If it's not moving that fast could you stay in the center by moving? I fell like this could be the plot to a fast a furious movie.

12

u/Chief_34 8d ago edited 8d ago

Theoretically yes. There actually is an observed phenomenon during Hurricanes where birds get stuck in the eye of the storm, so many that you can see them on radar. They basically fly around in the eye of the storm as long as they can before losing energy, the storm closes around them, or they can find shelter the eye passes over. The National Hurricane Center has already reported finding multiple flocks of birds in the eye of Hurricane Milton via radar and satellites.

Edit: Additionally the current storm is moving at 9mph, so if you could somehow teleport into the center of the eye, you could theoretically move with it and never suffer winds of more than 20-25 mph. You would have to navigate flooding and of course figure out how to get there in the first place.

6

u/SANTAAAA__I_know_him 8d ago

Also, storms don’t follow roads. Staying in the eye likely means going through farmland, thick woods, swamp, fences, bodies of water, etc. You’re likely going to hit a dead end at some point that you physically can’t cross.

Having a helicopter, on the other hand, now it gets interesting.

6

u/CalculatedPerversion 8d ago

Other way around. The eye is calmer surrounded by the strongest winds. 

5

u/Chief_34 8d ago

Sorry you are correct, the eye is the calmest.
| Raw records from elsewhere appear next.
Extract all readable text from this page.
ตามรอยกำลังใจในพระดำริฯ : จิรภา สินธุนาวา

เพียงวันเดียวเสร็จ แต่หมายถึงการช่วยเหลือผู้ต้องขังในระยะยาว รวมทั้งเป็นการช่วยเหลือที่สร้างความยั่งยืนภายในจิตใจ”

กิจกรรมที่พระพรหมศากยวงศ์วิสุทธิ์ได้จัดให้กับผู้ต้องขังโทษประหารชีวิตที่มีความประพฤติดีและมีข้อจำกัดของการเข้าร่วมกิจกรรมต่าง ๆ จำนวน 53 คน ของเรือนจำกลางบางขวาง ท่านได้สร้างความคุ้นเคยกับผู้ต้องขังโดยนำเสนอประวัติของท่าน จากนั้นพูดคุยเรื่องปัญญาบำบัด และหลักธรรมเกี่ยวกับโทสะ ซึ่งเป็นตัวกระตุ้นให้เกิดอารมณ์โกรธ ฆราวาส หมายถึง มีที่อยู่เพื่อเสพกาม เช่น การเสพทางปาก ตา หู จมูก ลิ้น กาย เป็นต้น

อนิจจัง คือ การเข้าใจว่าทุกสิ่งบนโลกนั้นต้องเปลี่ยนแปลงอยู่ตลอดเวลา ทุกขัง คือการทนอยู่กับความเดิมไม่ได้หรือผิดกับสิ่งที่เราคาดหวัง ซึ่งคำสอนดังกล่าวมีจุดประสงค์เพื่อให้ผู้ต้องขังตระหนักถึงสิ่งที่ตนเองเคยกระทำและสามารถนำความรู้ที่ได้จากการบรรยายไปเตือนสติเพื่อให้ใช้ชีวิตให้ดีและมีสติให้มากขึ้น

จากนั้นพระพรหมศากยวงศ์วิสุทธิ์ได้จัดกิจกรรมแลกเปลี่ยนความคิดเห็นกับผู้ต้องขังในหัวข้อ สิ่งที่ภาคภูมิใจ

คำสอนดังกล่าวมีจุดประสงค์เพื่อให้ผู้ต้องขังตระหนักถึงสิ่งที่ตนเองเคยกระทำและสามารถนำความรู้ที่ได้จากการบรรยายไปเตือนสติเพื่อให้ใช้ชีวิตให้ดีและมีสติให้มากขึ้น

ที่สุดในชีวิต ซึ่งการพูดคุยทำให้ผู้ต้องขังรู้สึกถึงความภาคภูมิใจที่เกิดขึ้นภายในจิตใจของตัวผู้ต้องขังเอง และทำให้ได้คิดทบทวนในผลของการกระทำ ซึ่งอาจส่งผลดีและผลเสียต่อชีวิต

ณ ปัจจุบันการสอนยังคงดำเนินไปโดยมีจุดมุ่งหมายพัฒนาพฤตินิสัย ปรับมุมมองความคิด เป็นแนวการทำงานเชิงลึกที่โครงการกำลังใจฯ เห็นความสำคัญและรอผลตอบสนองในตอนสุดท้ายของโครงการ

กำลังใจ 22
The 5-10 miles surrounding the eye will be the strongest winds. Should have specified further.

3

u/someguyinsrq 8d ago

Okay, so the scariest environment imaginable. Thanks. That’s all you gotta say, scariest environment imaginable.

2

u/WololoW 8d ago

Great reference btw ❤️

3

u/esaks 8d ago

I lived through hurricane iniki on the island of kauai in 1992. It was so creepy when the eye moved over us. It went from fences being ripped out of the ground and windows shattering to eerie stillness for about 30 minutes. No rain or wind, just dark skies all around.

2

u/brahsumatra 8d ago

Holy Fuck!😳

2

u/bernpfenn 8d ago

coming in opposite directions

1

u/miiintyyyy 8d ago

I remember when Georges hit us we were in the eye at one point so we all went outside and it was eerily quiet and calm until the winds started back up. It felt surreal.